From the early centuries, Christians depicted the baby Jesus in iconography several ways – almost always with a halo of light surrounding his head – a mark of some special divine blessing or purpose. Sometimes he was depicted as a tiny, but fully-formed man, gazing lovingly at his mother or out at us who give him peculiar titles and talk about him a lot. Sometimes he was swaddled peacefully asleep, the watchful shepherds, wise men, and animals standing by, with angels looking down or celebrating in the heavens.

Either way, this baby was something quite unusual, perhaps stranger than strange. Luke’s gospel has Mary wondering at what it means that the stars themselves seem to predict where Jesus is born, that angels come to foretell his birth, and that shepherds show up – the ragtag of their world – to worship.
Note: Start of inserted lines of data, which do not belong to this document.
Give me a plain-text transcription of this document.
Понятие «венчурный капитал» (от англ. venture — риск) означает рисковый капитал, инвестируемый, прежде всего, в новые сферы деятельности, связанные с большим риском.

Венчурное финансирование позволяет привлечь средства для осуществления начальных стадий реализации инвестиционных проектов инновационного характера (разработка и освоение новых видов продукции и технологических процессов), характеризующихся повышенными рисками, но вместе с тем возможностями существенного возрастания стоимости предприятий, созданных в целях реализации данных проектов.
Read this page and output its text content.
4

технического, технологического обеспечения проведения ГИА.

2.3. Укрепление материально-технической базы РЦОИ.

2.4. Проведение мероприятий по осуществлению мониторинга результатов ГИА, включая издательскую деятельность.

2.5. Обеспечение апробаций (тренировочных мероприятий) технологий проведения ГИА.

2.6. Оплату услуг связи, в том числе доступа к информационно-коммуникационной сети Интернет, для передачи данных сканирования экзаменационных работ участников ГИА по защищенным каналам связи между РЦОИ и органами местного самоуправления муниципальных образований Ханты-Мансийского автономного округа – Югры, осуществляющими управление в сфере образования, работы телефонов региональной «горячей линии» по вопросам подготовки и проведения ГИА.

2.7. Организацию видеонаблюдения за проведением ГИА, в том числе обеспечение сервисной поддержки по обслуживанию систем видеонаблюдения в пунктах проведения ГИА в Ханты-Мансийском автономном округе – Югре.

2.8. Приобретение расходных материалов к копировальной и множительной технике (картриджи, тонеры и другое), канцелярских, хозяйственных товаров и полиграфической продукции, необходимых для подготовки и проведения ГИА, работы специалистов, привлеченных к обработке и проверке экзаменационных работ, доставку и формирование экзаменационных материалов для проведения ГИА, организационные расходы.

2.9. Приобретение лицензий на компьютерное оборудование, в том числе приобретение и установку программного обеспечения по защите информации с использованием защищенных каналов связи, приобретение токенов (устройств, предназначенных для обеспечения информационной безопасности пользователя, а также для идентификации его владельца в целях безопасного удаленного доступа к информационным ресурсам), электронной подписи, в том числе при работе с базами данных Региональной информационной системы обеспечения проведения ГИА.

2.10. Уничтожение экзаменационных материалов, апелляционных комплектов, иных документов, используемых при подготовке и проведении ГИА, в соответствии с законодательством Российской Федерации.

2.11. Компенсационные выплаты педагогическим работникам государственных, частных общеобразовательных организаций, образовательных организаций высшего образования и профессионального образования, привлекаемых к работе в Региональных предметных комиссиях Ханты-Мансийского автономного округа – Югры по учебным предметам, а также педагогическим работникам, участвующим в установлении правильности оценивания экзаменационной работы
Of course, if Mary knew what we knew now, she might be terrified. This little baby crying for his first milk and wrapped up tightly swaddled is the keystone of a world-changing tradition. No matter what we believe about Jesus, his name and what his followers have attributed to him have brought about the destruction of empires and their rebuilding. . . they have greatly influenced the moral, political, and even economic and scientific foundations of a world we now tend to take for granted. The record simply shows Jesus among the most important, if not the most important figure in recorded world history.

His actions critical of religious authority and his gruesome death at the hands of an unsavory Roman governor and what his disciples say happened next sparked a movement that would threaten emperors, kings, and princes for generations. His teachings and accounts of him remain the subject of great debate and scholarly inquiry. Christians in many places in the world still give their lives in his name. . .

. . .and whatever awful corruption and warfare have been unleashed by invoking allegiance to this first-century child, the core of his message still speaks, bringing hope even to those who have never entered a Church or lifted their voice to sing his praise. Above all, he is often the light in places far from civilized or peaceful. . .the last hope for those near death. . . the guardian against total despair, even at the gates of illness, suffering, and rampant poverty.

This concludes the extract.